Upon first encountering an elephant, the men who had heard about but not actually come across it, each person projects from the particular part of the animal he explored by touch to offer a generalised description of the whole beast. 

The one who felt the side said the animal was like a wall; another touched the tusk and said it was like a spear; the third took hold of the trunk and insisted it was like a snake; the fourth grasped a leg and concluded it was clearly most like a tree; the fifth, a tall man, felt the ear and said it was like a fan; and the sixth grabbed the tail and said the elephant resembled a rope.

The point of the parable is that specialists can similarly see in their area of expertise in granular detail yet be blind to the big picture. In previous articles, I have highlighted parallels between the 2003 Iraq war, nuclear disarmament, climate catastrophism, and Covid interventions (lockdowns, mask recommendations, and vaccine mandates). 

All three are conveniently brought together in the book Our Enemy, the Government: How Covid Enabled the Expansion and Abuse of State Power (2023).
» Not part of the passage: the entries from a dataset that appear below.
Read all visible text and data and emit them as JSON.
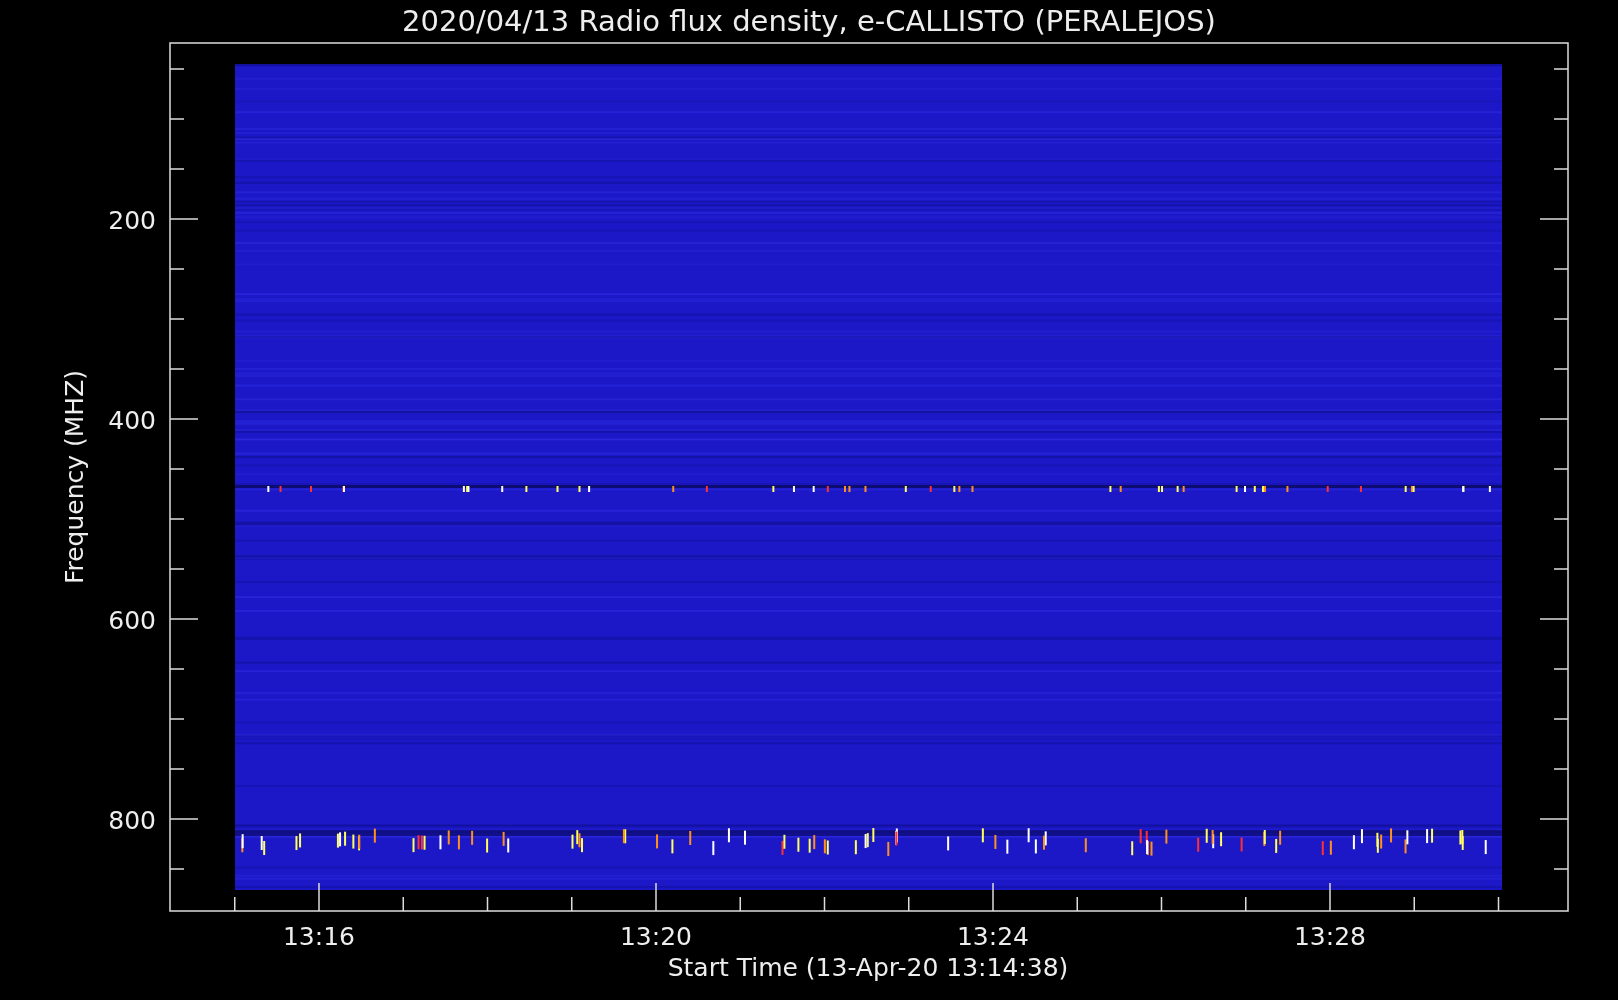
{
  "title": "2020/04/13  Radio flux density, e-CALLISTO (PERALEJOS)",
  "x_axis": {
    "label": "Start Time (13-Apr-20 13:14:38)",
    "ticks": [
      "13:16",
      "13:20",
      "13:24",
      "13:28"
    ]
  },
  "y_axis": {
    "label": "Frequency (MHZ)",
    "ticks": [
      "200",
      "400",
      "600",
      "800"
    ]
  }
}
As an aside, readers might note that the left-right ideological divide breaks down as an explanation for my opposition to the four sets of official policies. 
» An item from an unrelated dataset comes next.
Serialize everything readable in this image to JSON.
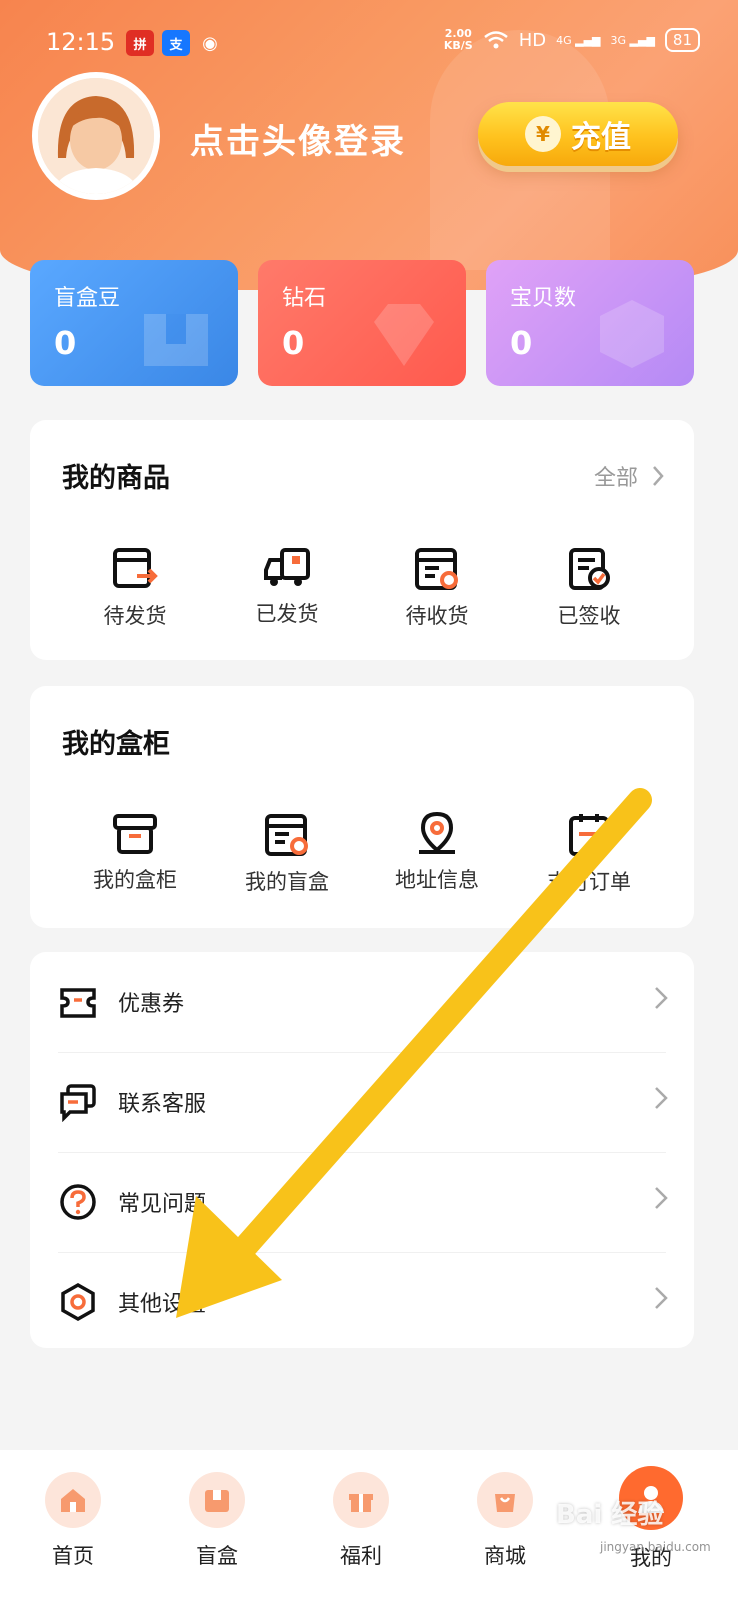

Instead, in all four cases, my stance supports pockets of opposition and resistance to the consensus in the policy elite.

The two dots I'd like to connect in this article are the seemingly discrete reform agendas of the United Nations and the World Health Organisation (WHO). In his address on 23 September 2025 to the annual gathering of world leaders for the opening of the UN General Assembly, President Donald Trump offered an exceptionally blunt assessment of the manifold failures of the organisation, including with regard to its primary purpose of ensuring international peace and security. The wide-ranging address was notable for one important omission. 

Not once did Trump mention the Security Council, the organisation's most important organ with the legal authority to make decisions, up to and including going to war, that binds all countries. Yet, its congenital impotence and accelerating obsolescence and irrelevance are arguably the primary explanation for the UN's failure to reach its potential on preventing and ending wars that Trump complained about.

They are also centrally relevant to the discussion of a more powerful WHO or a replacement international health organisation. In the current architecture of global governance, the UN Security Council is both the ultimate and the only international entity with enforcement authority over sovereign states.